Publicadas na revista Environmental Research Letters em colaboração com a Universidade de Princeton, dos EUA, e o Instituto Potsdam de Pesquisas sobre o Impacto Climático, na Alemanha, as imagens do estudo da Climate Central fazem comparações que vão desde cenários considerados mais otimistas, com o aumento de 1,5°C na temperatura média do planeta — limite proposto pelo Acordo Climático de Paris —, aos mais pessimistas, caso nenhuma medida seja tomada para reduzir a zero as emissões de carbono até 2050. Nesse cenário, a temperatura média do planeta pode chegar a 3°C ainda neste século.
"Os líderes mundiais têm uma oportunidade fugaz de ajudar ou de trair o futuro da humanidade com as ações tomadas hoje sobre as mudanças climáticas", diz no documento o cientista-chefe da Climate Central e principal autor do relatório, Benjamin Strauss. "Medidas robustas e imediatas para uma economia mundial limpa e segura para o clima podem ajudar bilhões de pessoas, preservando cidades e nações inteiras para o futuro. As escolhas de hoje definirão o nosso caminho", completa.
O trabalho pode ser visto no site Picturing Our Future ("Retratando nosso futuro"), em que os usuários podem selecionar centenas de imagens de locais de risco em todo o mundo, incluindo centros financeiros, estádios, museus, templos e igrejas e outras construções históricas ou culturalmente significativas.
Segundo os dados do estudo, cerca de 510 milhões de pessoas vivem atualmente em terras que poderão ser afetadas por inundações de maré alta, mesmo com o mais otimista dos cenários. No mais pessimista, esse número chega a mais de 800 milhões de pessoas, cerca de 10% da população global. As simulações do estudo, no entanto, não levam em consideração barreiras físicas, como diques e paredões, capazes de reter o avanço da água, algo que os cientistas apontam como fundamental nos projetos urbanos futuros para evitar o agravamento dos impactos causados pelo avanço do mar devido ao aquecimento global.

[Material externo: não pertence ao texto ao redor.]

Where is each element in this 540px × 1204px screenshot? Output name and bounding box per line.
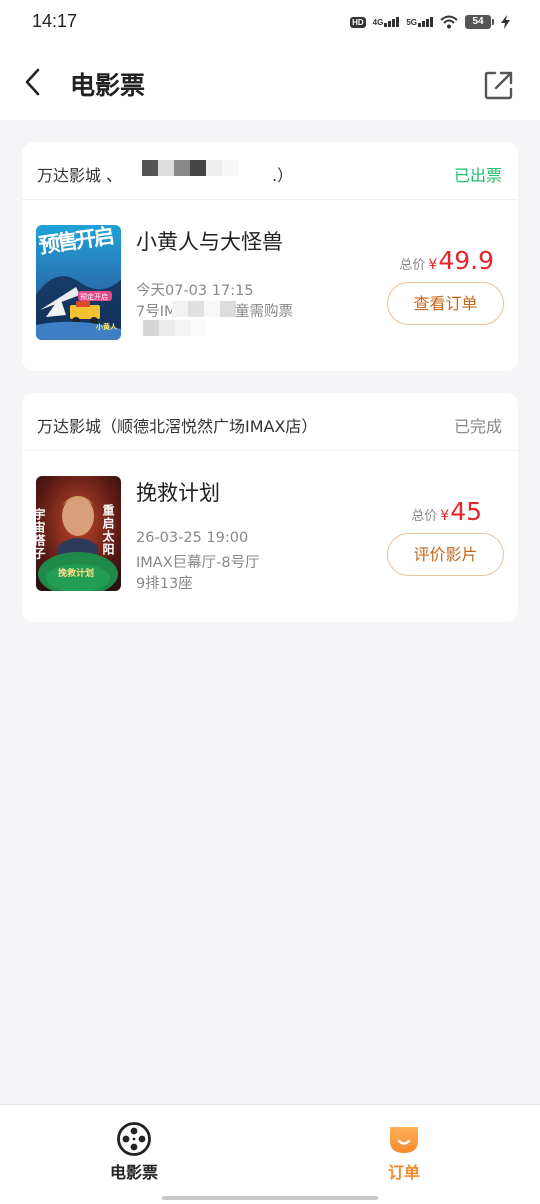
price-value: 49.9: [438, 246, 494, 275]
tab-orders[interactable]: 订单: [314, 1105, 494, 1195]
rate-movie-button[interactable]: 评价影片: [387, 533, 504, 576]
redacted-mosaic: [143, 320, 207, 336]
poster-left-text: 宇宙搭子: [36, 507, 46, 560]
cinema-name: 万达影城（顺德北滘悦然广场IMAX店）: [37, 417, 318, 436]
movie-poster[interactable]: 预售开启 预定开启 小黄人: [36, 225, 121, 340]
order-card-header: 万达影城 、 .） 已出票: [22, 142, 518, 200]
home-indicator[interactable]: [162, 1196, 378, 1200]
poster-right-text: 重启太阳: [101, 503, 115, 556]
hd-icon: HD: [350, 16, 366, 28]
price-value: 45: [450, 497, 482, 526]
showtime: 26-03-25 19:00: [136, 530, 249, 546]
status-bar: 14:17 HD 4G 5G 54: [0, 0, 540, 44]
net-4g-label: 4G: [372, 18, 384, 27]
status-icons: HD 4G 5G 54: [350, 12, 510, 32]
bottom-tab-bar: 电影票 订单: [0, 1104, 540, 1204]
order-card[interactable]: 万达影城（顺德北滘悦然广场IMAX店） 已完成 宇宙搭子 重启太阳 挽救计划 挽…: [22, 393, 518, 622]
redacted-mosaic: [172, 301, 236, 317]
price-label: 总价: [411, 509, 438, 524]
seat-info: 9排13座: [136, 576, 193, 592]
wifi-icon: [440, 15, 458, 29]
charging-icon: [501, 15, 510, 29]
net-5g-label: 5G: [406, 18, 417, 27]
share-button[interactable]: [478, 64, 518, 104]
battery-icon: 54: [465, 15, 494, 29]
view-order-button[interactable]: 查看订单: [387, 282, 504, 325]
price-currency: ¥: [440, 508, 450, 524]
page-title: 电影票: [70, 71, 146, 100]
total-price: 总价 ¥ 45: [411, 497, 482, 526]
tab-movie-tickets[interactable]: 电影票: [44, 1105, 224, 1195]
share-icon: [484, 71, 513, 100]
status-time: 14:17: [32, 11, 78, 31]
hall-info: IMAX巨幕厅-8号厅: [136, 555, 260, 571]
order-status: 已完成: [453, 417, 502, 436]
battery-level: 54: [465, 15, 491, 29]
total-price: 总价 ¥ 49.9: [399, 246, 494, 275]
orders-icon: [390, 1127, 418, 1153]
showtime: 今天07-03 17:15: [136, 283, 254, 299]
order-card[interactable]: 万达影城 、 .） 已出票 预售开启 预定开启 小黄人 小黄人与大怪兽 今天07…: [22, 142, 518, 371]
signal-5g-icon: 5G: [406, 17, 433, 27]
price-label: 总价: [399, 258, 426, 273]
back-button[interactable]: [18, 62, 58, 102]
poster-badge: 预定开启: [80, 292, 108, 301]
chevron-left-icon: [25, 68, 40, 96]
redacted-mosaic: [142, 160, 238, 176]
cinema-name: 万达影城 、: [37, 166, 123, 185]
order-status: 已出票: [453, 166, 502, 185]
film-reel-icon: [117, 1122, 151, 1156]
signal-4g-icon: 4G: [373, 17, 400, 27]
cinema-name-tail: .）: [272, 166, 294, 185]
price-currency: ¥: [428, 257, 438, 273]
nav-bar: 电影票: [0, 44, 540, 120]
tab-label: 电影票: [109, 1163, 158, 1182]
hall-prefix: 7号IM: [136, 304, 177, 320]
movie-title: 挽救计划: [136, 481, 220, 505]
movie-poster[interactable]: 宇宙搭子 重启太阳 挽救计划: [36, 476, 121, 591]
order-card-header: 万达影城（顺德北滘悦然广场IMAX店） 已完成: [22, 393, 518, 451]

As projeções também apontam que a região a ser mais afetada é a da Ásia, com a China, Índia, Vietnã, Bangladesh e Indonésia entre os países mais vulneráveis em longo prazo. Estas, aliás, são nações que adotaram capacidade adicional de queima de carvão nos últimos anos, conforme apontam os pesquisadores. Países asiáticos constituem 8 das 10 grandes nações sob maior risco, de acordo com o levantamento.
Além disso, pequenas nações insulares estão ameaçadas de perda quase total. Sob o cenário mais alarmante, as Bahamas, Maldivas, Ilhas Marshall, Ilhas Cayman, Tuvalu — cujo ministro de Relações Exteriores, Simon Kofe, discursou com água até os joelhos, dentro do mar, durante a COP26, na quarta-feira —, entre outras, enfrentam uma ameaça de 90% de exposição. No melhor dos cenários, com um aquecimento de 1,5°C, esse número ainda ultrapassa os 60% e coloca essas nações em risco eminente.
"O aumento do nível do mar ameaça nossa herança. Não apenas a herança antiga, mas as cidades em que vivemos hoje, em que as nossas ações hoje estão pavimentando o mundo para a próxima geração", afirma no documento o coautor do estudo e professor do Instituto Potsdam, Anders Levermann.